Staffing shortages had been a challenge in long-term care even before the pandemic, but the COVID-19 pandemic has worsened the problem.

During the height of the pandemic, the staffing issue was about people being out with COVID or out on quarantine. Those shortages, in extreme cases, led the state to send in National Guard members to help fill the need for caretaking staff at several facilities in the state.

But leaders say they're now facing a problem of burnout.

“After nearly two years of fighting the pandemic and protecting those who are most likely to be impacted by this virus, caregivers are exhausted,” said Mark Halpert, COO of Monarch Healthcare Management, based in Mankato, Minn. “They saw unprecedented suffering as they waited for equipment, treatment, and even waiting for the vaccines.”

There's also an issue of some people not wanting to comply with the upcoming federal vaccine mandate for workers in the field.

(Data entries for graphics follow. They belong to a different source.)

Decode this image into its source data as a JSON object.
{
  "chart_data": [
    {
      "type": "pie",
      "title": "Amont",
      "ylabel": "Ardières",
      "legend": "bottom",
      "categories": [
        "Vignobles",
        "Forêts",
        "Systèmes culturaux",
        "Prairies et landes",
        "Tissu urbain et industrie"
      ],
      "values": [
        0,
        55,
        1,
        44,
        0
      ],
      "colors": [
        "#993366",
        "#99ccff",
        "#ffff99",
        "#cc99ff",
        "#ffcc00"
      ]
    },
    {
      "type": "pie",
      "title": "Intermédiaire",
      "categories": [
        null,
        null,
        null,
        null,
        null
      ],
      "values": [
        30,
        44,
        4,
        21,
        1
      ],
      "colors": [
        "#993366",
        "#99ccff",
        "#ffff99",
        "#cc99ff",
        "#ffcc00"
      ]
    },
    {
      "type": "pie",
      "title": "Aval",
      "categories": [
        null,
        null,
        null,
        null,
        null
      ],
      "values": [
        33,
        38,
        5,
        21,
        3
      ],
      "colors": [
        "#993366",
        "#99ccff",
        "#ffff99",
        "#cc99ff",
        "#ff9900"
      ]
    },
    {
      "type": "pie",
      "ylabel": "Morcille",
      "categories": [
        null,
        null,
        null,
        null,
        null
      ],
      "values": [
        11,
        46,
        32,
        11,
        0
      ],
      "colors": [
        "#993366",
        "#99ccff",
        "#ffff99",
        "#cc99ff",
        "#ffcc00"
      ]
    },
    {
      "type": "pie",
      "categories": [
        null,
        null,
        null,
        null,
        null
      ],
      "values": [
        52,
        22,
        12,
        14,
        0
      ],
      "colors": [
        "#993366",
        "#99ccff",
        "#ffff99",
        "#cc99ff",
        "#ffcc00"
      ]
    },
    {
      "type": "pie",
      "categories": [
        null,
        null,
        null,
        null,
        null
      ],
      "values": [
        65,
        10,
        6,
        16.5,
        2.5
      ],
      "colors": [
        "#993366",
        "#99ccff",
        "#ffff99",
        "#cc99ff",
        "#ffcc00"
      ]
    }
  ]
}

There’s concern that “if workers choose to leave their job rather than be vaccinated that we will have an emergency, a crisis situation develops around staffing,” said Kvenvold of LeadingAge Minnesota.

"We just can't close on Sunday or at noon when we don't have staff, and we cannot accept a lower quality of care for the residents that we are serving," said Erin Hilligan, vice president of operations for Ebenezer, Minnesota’s largest senior housing operator.

"We're committed to providing safe quality care to everyone in our buildings, we'd be honored to care for everyone who chooses us,” she added. “We just don't have enough staff."

For a handful of homes across the state, Hilligan said, the shortage is unsustainable.

“Nursing homes, especially small nursing homes in rural Minnesota, are starting to close. This is already happening. I'm afraid it's going to get worse,” she said.

Industry leaders want the state to set up emergency staffing teams to help.

Pay remains one of the biggest obstacles in hiring and retaining staff, they say.

“The average wage for a direct care worker right now in Minnesota is between $16 and $17 an hour,” Kvenvold said. “And we know that we're going to need to be able to do better than that to compete in our rapidly evolving workforce.”

In order to raise pay, she said, Minnesota needs to make changes to its reimbursement system. The state sets Medicaid reimbursements rates and rates for those who pay privately.

“Our ability to increase wages is tied directly to state funding allocations,” Kvenvold said. “As wage pressure mounts, providers cannot simply raise their rates to increase the wages to attract new workers.”